Écrivain russe aussi connu sous le pseudonyme Abram Tertz (Moscou 1925 – Fontenay-aux-Roses 1997).

Son père, cadre du Parti, est arrêté en 1951. Après une thèse sur Gorki, Siniavski devient critique littéraire et écrit parallèlement des récits et des romans (Messieurs la cour !, 1956) qu'il ne tente même pas de publier, non qu'ils aient un contenu ouvertement antisoviétique mais parce que leur modernisme est inacceptable pour l'époque : des scènes désarticulées, une vision « cubiste » et une écriture surréaliste inscrivent ces textes dans la tradition du « réalisme fantastique » de Gogol ou de Dostoïevski. Siniavski décrit déjà la  « nuit stalinienne », avec sa pompe, sa rhétorique, ses peurs et son classicisme, idée développée dans un essai-programme, Qu'est-ce que le réalisme socialiste ? (paru en 1959 dans la revue Esprit). L'affaire Tertz naît : jusqu'en 1965, année de son arrestation et de sa condamnation à cinq ans de camp, ses livres sont censurés. L'épreuve lui inspire, sous forme de lettres à sa femme Maria Rozanova, trois ouvrages de réflexions iconoclastes, fantastiques ou insérées dans le « chœur » des zeks, qui portent sur l'art-deuxième réalité (Une voix dans le chœur, 1974 ; Promenade avec Pouchkine, 1975 ; À l'ombre de Gogol, 1976). Il émigre en France en avril 1973, enseigne à la Sorbonne, et participe à la fondation de la revue Kontinent, qui doit rassembler toute la dissidence, mais, opposé au courant néoréaliste (Soljenitsyne), il fonde sa propre revue, Syntaxis. Le sentiment d'être un paria de l'émigration russe, l'impression de vivre un second et inachevable procès suscitent André-la-Poisse (1981) et Bonne Nuit (1984), un livre d'adieu à Tertz, à soi ; derrière les jongleries tragiques, les confessions inquiétantes et les jeux énigmatiques de l'écrivain avec l'Histoire, se cache une immense nostalgie. En 1988, il publie un bilan de la Civilisation soviétique, de la révolution d'Octobre à Gorbatchev.

Sinisgalli (Leonardo)

Écrivain italien (Montemurro, Potenza, 1908 – Rome 1981).

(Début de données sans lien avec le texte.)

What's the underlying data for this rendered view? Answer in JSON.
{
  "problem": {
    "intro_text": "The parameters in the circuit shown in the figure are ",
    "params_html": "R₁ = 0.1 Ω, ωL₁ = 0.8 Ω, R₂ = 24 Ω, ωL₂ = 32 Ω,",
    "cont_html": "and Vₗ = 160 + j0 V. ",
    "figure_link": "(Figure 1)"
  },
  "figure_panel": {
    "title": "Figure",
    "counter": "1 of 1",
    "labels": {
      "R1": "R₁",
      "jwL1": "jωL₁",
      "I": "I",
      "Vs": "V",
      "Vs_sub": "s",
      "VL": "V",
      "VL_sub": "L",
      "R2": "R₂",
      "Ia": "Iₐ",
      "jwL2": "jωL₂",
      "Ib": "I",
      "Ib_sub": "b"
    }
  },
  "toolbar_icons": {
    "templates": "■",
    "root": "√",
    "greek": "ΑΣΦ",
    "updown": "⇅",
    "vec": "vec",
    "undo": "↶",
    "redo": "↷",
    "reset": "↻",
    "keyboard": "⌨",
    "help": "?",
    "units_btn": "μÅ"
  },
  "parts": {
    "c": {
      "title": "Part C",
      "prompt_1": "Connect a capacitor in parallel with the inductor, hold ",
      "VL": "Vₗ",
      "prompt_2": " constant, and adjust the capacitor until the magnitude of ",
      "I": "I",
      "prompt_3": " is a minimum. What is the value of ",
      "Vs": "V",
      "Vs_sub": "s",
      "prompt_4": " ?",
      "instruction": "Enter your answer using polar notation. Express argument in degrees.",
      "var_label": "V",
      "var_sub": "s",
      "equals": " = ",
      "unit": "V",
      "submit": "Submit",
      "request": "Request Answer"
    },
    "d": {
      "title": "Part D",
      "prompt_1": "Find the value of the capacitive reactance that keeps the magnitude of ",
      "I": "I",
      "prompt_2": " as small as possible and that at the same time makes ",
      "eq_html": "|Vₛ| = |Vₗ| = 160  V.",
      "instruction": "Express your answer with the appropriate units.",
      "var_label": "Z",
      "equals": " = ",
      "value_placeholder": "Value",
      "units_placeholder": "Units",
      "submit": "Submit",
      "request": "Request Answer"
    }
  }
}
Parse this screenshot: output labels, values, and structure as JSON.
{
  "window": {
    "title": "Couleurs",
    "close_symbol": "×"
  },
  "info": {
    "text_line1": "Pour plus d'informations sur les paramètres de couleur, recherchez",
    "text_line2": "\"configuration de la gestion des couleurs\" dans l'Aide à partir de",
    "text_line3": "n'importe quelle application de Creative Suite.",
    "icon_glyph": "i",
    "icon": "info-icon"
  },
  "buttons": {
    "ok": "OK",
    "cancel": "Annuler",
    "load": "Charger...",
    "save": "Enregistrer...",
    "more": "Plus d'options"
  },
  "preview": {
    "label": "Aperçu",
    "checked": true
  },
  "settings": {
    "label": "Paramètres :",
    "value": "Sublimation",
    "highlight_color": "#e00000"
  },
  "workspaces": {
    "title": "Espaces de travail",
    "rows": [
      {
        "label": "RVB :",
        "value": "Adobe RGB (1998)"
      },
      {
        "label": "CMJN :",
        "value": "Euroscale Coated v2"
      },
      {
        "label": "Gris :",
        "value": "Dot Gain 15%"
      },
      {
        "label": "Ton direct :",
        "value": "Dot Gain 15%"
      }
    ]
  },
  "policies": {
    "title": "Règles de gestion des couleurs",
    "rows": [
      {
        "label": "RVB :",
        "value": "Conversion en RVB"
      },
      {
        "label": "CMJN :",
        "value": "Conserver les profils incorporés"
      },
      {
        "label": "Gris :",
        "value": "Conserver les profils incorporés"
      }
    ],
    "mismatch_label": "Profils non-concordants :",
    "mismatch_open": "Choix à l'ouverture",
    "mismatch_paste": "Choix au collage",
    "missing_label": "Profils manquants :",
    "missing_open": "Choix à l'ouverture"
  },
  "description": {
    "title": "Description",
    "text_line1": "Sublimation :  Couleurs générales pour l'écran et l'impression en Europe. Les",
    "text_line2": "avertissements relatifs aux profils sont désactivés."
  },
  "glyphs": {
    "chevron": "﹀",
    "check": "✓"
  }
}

Ingénieur, poète hermétique, oscillant entre le lyrisme et l'épigramme (Champs-Élysées, 1939 ; Je vis les muses, 1943 ; la Vieille Vigne, 1952 ; l'Âge de la lune, 1962 ; Poèmes d'hier, 1966 ; Mouches en bouteille, 1975 ), c'est aussi un prosateur scientifique (Furor mathematicus, 1944 ; Horror vacui, 1945 ; Jour après jour, 1945).

Sion (Georges)

Écrivain belge de langue française (Binche 1913 – Schaerbeek, près de Bruxelles, 2001).

S'inscrivant dans la tradition de Marivaux, de Musset et de Giraudoux, ses comédies (la Matrone d'Éphèse, 1943 ; la Princesse de Chine, 1951 ; la Malle de Paméla, 1955) cachent un propos sérieux sous l'apparente futilité du sujet. En rupture de ton, il donne, dans un registre grave et mystique, Charles le Téméraire (1944) et le Voyageur de Forceloup (1951). Adaptateur de Shakespeare, il est aussi critique et essayiste.

Sirmond (Jean)

Écrivain français (Riom 1589 – id. 1649).

Jean Sirmond fut chargé par Richelieu d'utiliser son éloquence pour riposter aux pamphlets de Matthieu de Morgues. Historiographe du roi, il fut l'un des premiers membres de l'Académie française. Il prit part à la querelle du Cid et laissa un certain nombre d'éloges de la monarchie et du cardinal, comme le Discours au roi sur l'excellence de ses vertus, la Lettre déchiffrée et le Coup d'État de Louis XIII.

Sissoko (Fily Dabo)

Poète et homme politique malien de langue française (1900 – 1964).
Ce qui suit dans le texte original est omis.